The Kite struggles, pushing back with his own magnetic fields, slapping at The Worm’s booms with cutting surfaces, and trying to keep his delicate solar wings out of reach. The Worm tries to entwine her long body around The Kite, but he sweeps away. The Kite forces an electrically charged bayonet toward his adversary, trying for an arc.

The Worm struggles, shaping her magnetic fields to deflect the dangerous probe. She retaliates, trying to attract The Kite’s delicate solar wings with her powerful magnetism. The Kite manages to get an appendage onto The Worm’s structure to apply physical force. The Worm sputters a laser beam at The Kite’s face in an attempt to blind him.

They struggle in a deadly dance, slowly tumbling about near the Coliseum wall. From a quarter orbit away, there is a radio scream. With half his senses, The Kite sees The Tiger and a pack of other combatants.
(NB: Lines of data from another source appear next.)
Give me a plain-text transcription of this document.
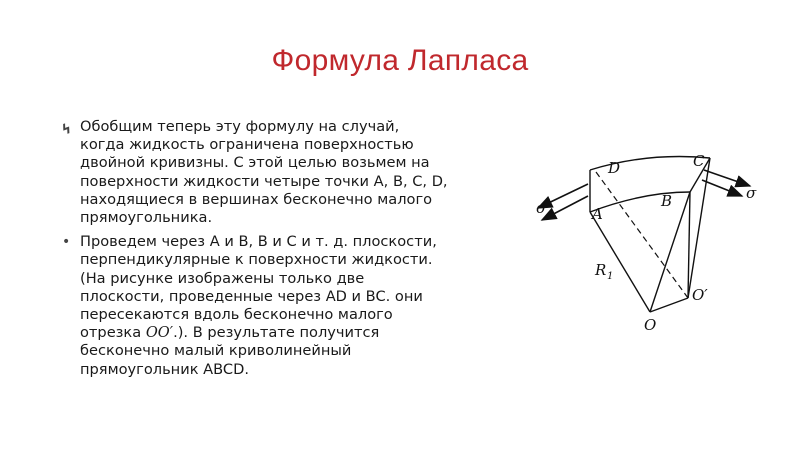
Формула Лапласа
ϟ Обобщим теперь эту формулу на случай,
когда жидкость ограничена поверхностью
двойной кривизны. С этой целью возьмем на
поверхности жидкости четыре точки A, B, C, D,
находящиеся в вершинах бесконечно малого
прямоугольника.
• Проведем через A и B, B и C и т. д. плоскости,
перпендикулярные к поверхности жидкости.
(На рисунке изображены только две
плоскости, проведенные через AD и BC. они
пересекаются вдоль бесконечно малого
отрезка OO′.). В результате получится
бесконечно малый криволинейный
прямоугольник ABCD.
D	C
A
B
σ
σ
R 1
O′
O
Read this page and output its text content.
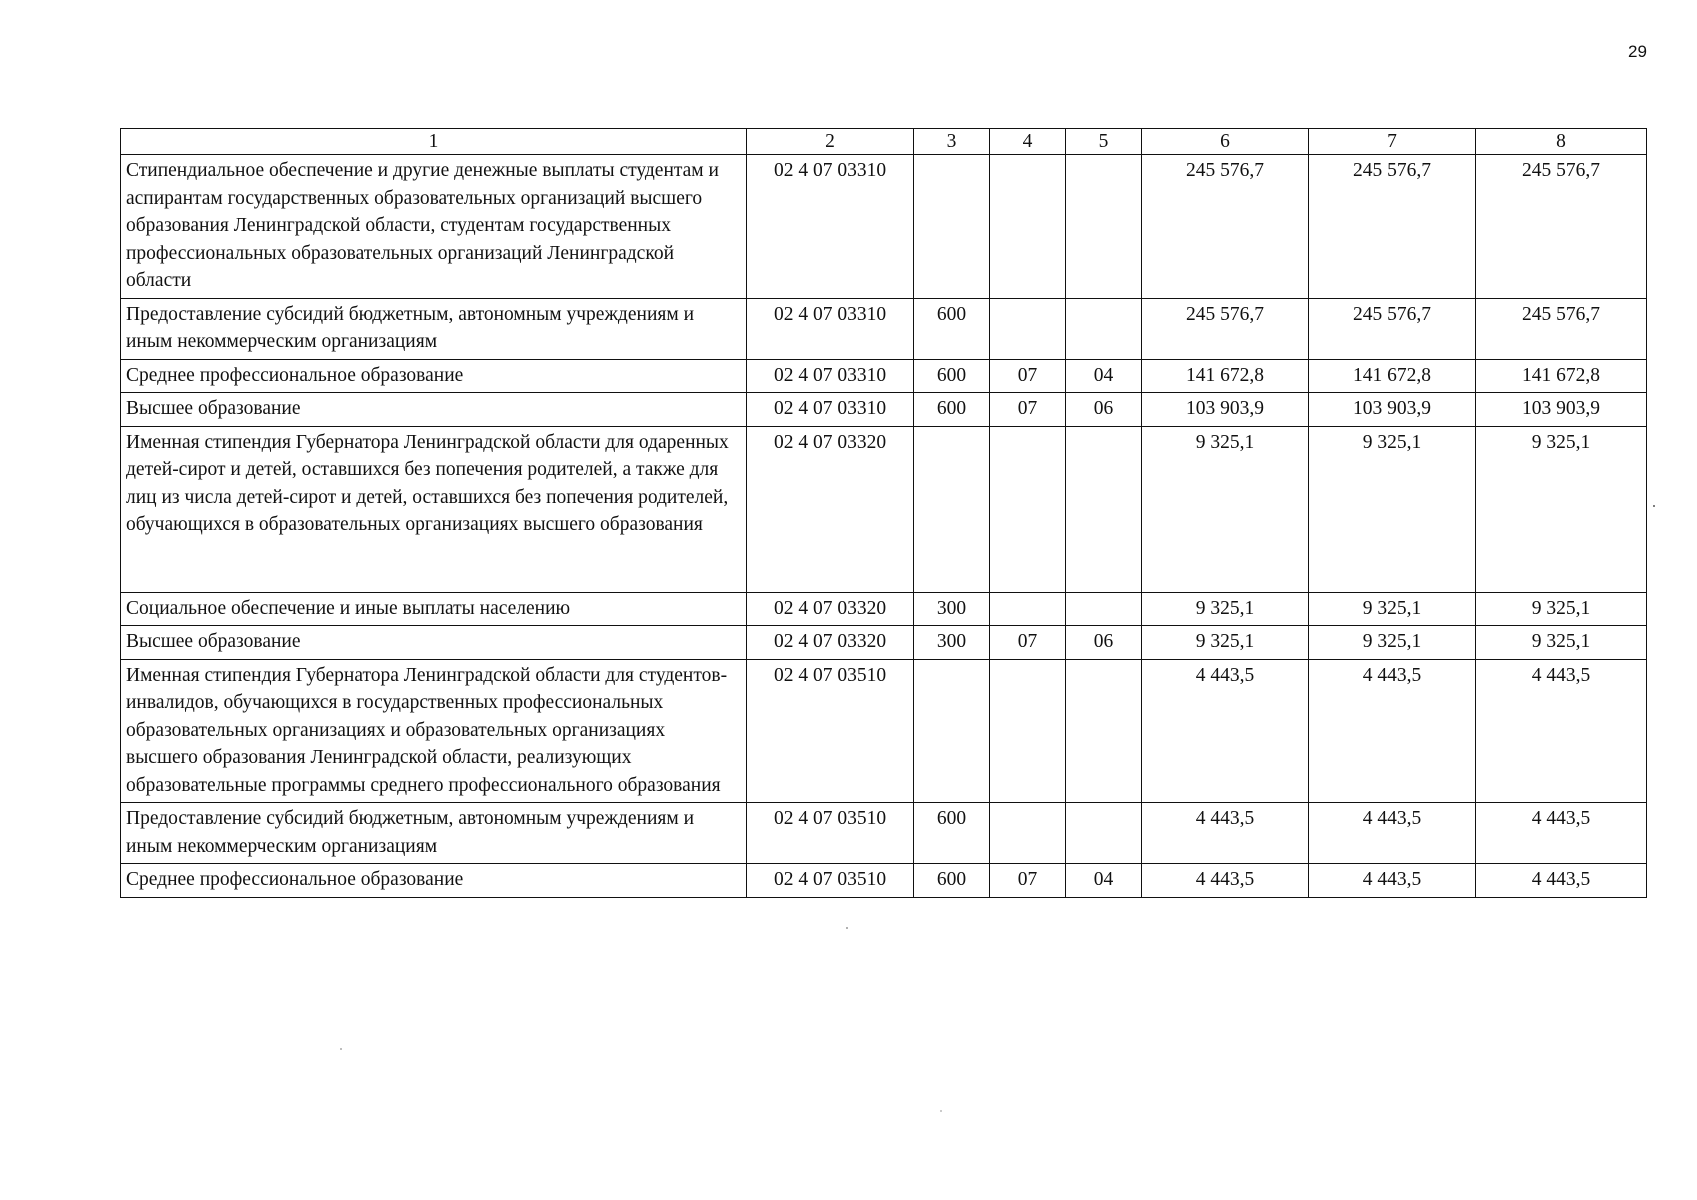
29
1	2	3	4	5	6	7	8
Стипендиальное обеспечение и другие денежные выплаты студентам и аспирантам государственных образовательных организаций высшего образования Ленинградской области, студентам государственных профессиональных образовательных организаций Ленинградской области	02 4 07 03310				245 576,7	245 576,7	245 576,7
Предоставление субсидий бюджетным, автономным учреждениям и иным некоммерческим организациям	02 4 07 03310	600			245 576,7	245 576,7	245 576,7
Среднее профессиональное образование	02 4 07 03310	600	07	04	141 672,8	141 672,8	141 672,8
Высшее образование	02 4 07 03310	600	07	06	103 903,9	103 903,9	103 903,9
Именная стипендия Губернатора Ленинградской области для одаренных детей-сирот и детей, оставшихся без попечения родителей, а также для лиц из числа детей-сирот и детей, оставшихся без попечения родителей, обучающихся в образовательных организациях высшего образования	02 4 07 03320				9 325,1	9 325,1	9 325,1
Социальное обеспечение и иные выплаты населению	02 4 07 03320	300			9 325,1	9 325,1	9 325,1
Высшее образование	02 4 07 03320	300	07	06	9 325,1	9 325,1	9 325,1
Именная стипендия Губернатора Ленинградской области для студентов-инвалидов, обучающихся в государственных профессиональных образовательных организациях и образовательных организациях высшего образования Ленинградской области, реализующих образовательные программы среднего профессионального образования	02 4 07 03510				4 443,5	4 443,5	4 443,5
Предоставление субсидий бюджетным, автономным учреждениям и иным некоммерческим организациям	02 4 07 03510	600			4 443,5	4 443,5	4 443,5
Среднее профессиональное образование	02 4 07 03510	600	07	04	4 443,5	4 443,5	4 443,5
The Worm sees them, too.

The younger, more inexperienced competitors have banded together; they are attacking and dismembering The Tiger. Two dead bodies drift nearby. The disparity in experience is matched by the difference in numbers. The Tiger falls, the frantic motions of his slashing membranes and arcing cutters shuddering to a stop.

The pack turns toward the Coliseum wall. The Kite and The Worm share a glance and disengage from one another. They face the onslaught.

More than two months after combat began, The Kite and The Worm coast across the bodies of their adversaries, failing systems straining their power budgets. They refuse to engage one another. The Annunciator declares an end to combat with a rare joint victory, and the tugs appear to claim the gladiators. The spectators cheer, as if they had always rooted for the small alliance of Kite and Worm.